Karen Cudmore and the highland flute have played during the provincial run-offs in Indigenous elections, sometimes in as few as 20 minutes, as a way to express pride and need to survive. But its near-omnipresence in those national elections last year, where the official day of arts was Sept. 20, didn’t help.
According to Catherine Howard, the director of public engagement and content at the Canada Council for the Arts, who was at the forefront of the Arts for Youth Initiative, the idea was launched in 2014 to honor the tradition of Aboriginal Peoples learning craft, participating in Indigenous ceremonies and using the arts.
In 2016, Ms. Cudmore said she had to find a way to bring drumming and the Highland flute, a type of Canadian shaker, to her children on their Indigenous reserve.
“We didn’t have a home to do it. We couldn’t bring it out in the community,” she said.
So Cudmore registered a venue, and started teaching about five children to drum and play the flute, which was easier for her to teach, and free to her with a native band. Cudmore, who like many Ottawa-area Indigenous people is from the Carp First Nation, said it was important for her to teach her children to learn and express themselves in a way they can relate to.
“I didn’t teach my kids anything but my culture. I didn’t teach them language, that’s not important. I didn’t teach them about Indigenous Affairs. It was about teaching them to survive,” she said.
But giving them the opportunity to express themselves through music and another Indigenous art form is important to her.
“Because I’m part of a community, I feel like I’m accountable, so the more I can keep it alive, in our community, is important to me,” she said.
The wooden flute is not as easy to make as other types of musical instruments, but with Cudmore’s help, others made it and sold it to buy supplies for Cudmore’s kids. Howard said the sales are critical for artists on First Nations reserves and are also tied to the Canada Council’s goal to make the arts more accessible to youth.
This year, after Cudmore was invited to the Canada Council’s Arts for Youth Summit in Montreal last May, the council was able to support her family to grow the Highland flute on their reserve, and invited her to attend.
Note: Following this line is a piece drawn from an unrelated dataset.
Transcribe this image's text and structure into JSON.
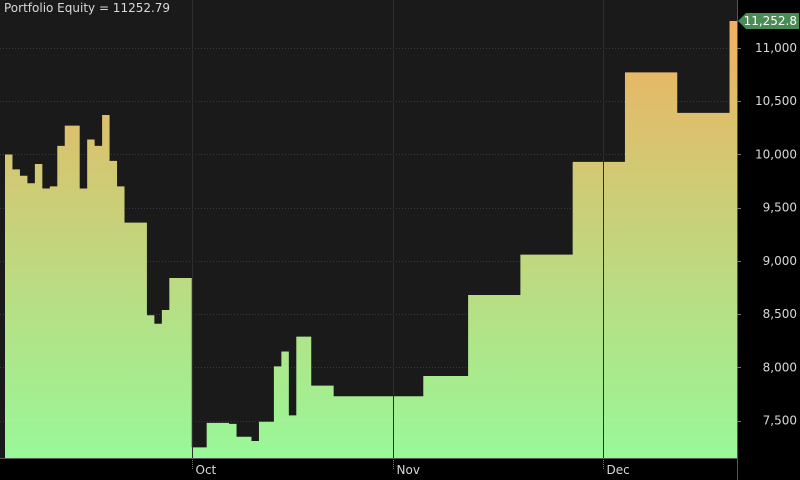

It was there that she encountered Lori Robertson, executive director of the Carp Music Collective, a nonprofit that sells rare recordings and other cultural artifacts.
Both Cudmore and Robertson felt the Highland flute was an important symbol for First Nations people, but it hadn’t been imported to Carp or other reserves in Ontario, where everything from organic produce to buffalo hides can be purchased.
The Ontario government, however, has been making some progress in this area. A bill proposed this spring from the Liberal government aims to grant tax relief to First Nations businesses to help them become more business-friendly, for example.
“My energy is focused on the Highland flute. We want to bring this into the limelight and bring attention to it,” Robertson said.
Cudmore has already taken courses on making the flute to improve her skills. She is attending a different festival each week in Ontario and Quebec to teach people about the Highland flute, which she said people would likely never learn of otherwise.